Lì incontra Maxine (Catherine Keener), una virago che farebbe felice qualunque
masochista: e poichè Craig è masochista nel profondo, si innamora perdutamente di lei,
che non lo ama niente.
Craig è sposato a Lotte (un'irriconoscibile Cameron Diaz), animalista frustrata e
dimessa che, invece che sviluppare gelosia coniugale nei confronti di Maxine, se ne
innamora a sua volta e scopre con lei (virtualmente, come vedremo) le gioie del sesso che
evidentemente il matrimonio le aveva fino a quel momento negato. Il matrimonio fra Craig e
Lotte è, a dire il vero, un lampante esempio di come i buoni propositi non c'entrino
nulla con l'amore: dietro l'esistenza new age della coppia, fatta di rispetto per l'arte
(rigorosamente povera), di amore per la natura e di apparente comprensione reciproca si
nascondono i soliti egoismi di due individui che vogliono ancora divorare ed essere
divorati, come succede fra coloro che si desiderano davvero, alla faccia del politically
correct.

La denegerazione morale (e la contemporanea affermazione vitale del sè) di Craig e
Lotte trovano in Maxine un perfetto catalizzatore, e in John Malkovich un veicolo ideale
-- e stiamo parlando di veicolo vero e proprio. Craig scopre infatti, all'interno della
ditta per la quale lavora, una porticina che da accesso ad un cunicolo che consente a
chiunque lo attraversi (o lo risalga, come un canale di nascita) di ritrovarsi dentro la
testa e il corpo di John Malkovich, sì, proprio lui, l'attore di Le relazioni pericolose,
del Tè nel deserto e di Ritratto di signora.

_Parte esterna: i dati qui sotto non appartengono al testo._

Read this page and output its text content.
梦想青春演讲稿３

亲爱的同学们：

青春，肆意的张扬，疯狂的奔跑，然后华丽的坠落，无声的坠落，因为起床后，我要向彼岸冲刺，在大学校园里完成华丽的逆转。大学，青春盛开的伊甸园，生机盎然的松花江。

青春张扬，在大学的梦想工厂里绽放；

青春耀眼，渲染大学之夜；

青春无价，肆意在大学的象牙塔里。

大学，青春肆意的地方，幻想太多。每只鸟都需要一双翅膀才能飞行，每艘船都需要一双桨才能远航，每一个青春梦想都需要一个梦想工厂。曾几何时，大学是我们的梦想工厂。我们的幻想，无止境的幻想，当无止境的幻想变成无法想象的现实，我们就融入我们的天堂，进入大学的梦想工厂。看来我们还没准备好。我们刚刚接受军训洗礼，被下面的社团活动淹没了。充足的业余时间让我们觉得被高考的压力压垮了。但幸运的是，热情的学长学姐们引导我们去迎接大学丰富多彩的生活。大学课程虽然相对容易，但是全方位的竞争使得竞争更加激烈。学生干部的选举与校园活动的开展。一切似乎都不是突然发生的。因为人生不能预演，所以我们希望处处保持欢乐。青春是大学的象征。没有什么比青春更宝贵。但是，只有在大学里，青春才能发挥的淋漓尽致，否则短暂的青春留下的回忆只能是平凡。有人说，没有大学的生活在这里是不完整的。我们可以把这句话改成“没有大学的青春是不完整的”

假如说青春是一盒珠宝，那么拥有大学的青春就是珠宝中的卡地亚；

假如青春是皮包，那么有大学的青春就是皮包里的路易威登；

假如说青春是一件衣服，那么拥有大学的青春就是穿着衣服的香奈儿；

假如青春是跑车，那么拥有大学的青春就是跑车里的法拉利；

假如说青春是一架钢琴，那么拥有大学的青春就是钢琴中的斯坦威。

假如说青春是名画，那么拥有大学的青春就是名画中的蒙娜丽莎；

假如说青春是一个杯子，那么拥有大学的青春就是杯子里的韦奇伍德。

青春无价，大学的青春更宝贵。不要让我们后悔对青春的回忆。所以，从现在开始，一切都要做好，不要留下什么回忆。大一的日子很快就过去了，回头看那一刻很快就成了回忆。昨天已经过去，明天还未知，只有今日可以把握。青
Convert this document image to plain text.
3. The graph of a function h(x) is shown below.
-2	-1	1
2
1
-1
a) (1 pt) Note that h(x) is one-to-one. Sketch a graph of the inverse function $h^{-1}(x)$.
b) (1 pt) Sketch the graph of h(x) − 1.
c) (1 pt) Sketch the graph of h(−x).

Perchè proprio John Malkovich? Qui bisogna aprire una parentesi e fare un po' di
agiografia americana. Negli Stati Uniti, Malkovich non è considerato un semplice attore,
ma un prodigio di creatività, un talento rinascimentale, l'artista geniale e versatile
che tutti vorrebbero essere. Nel film viene ripercorsa brevemente la sua folgorante
carriera di interprete, ma anche di regista e autore teatrale (ricordiamo che Malkovich ha
vinto vari premi, tra cui il Tony a Broadway), fondatore della compagnia Steppenwolf di
Chicago. Inoltre Malkovich (e questo si sa anche in Italia) è considerato un sex symbol,
un brutto (e calvo) che piace proprio per la sua aria da intellettuale depravato, il
fascino torbido e perverso che ha fatto di lui il perfetto Valmont.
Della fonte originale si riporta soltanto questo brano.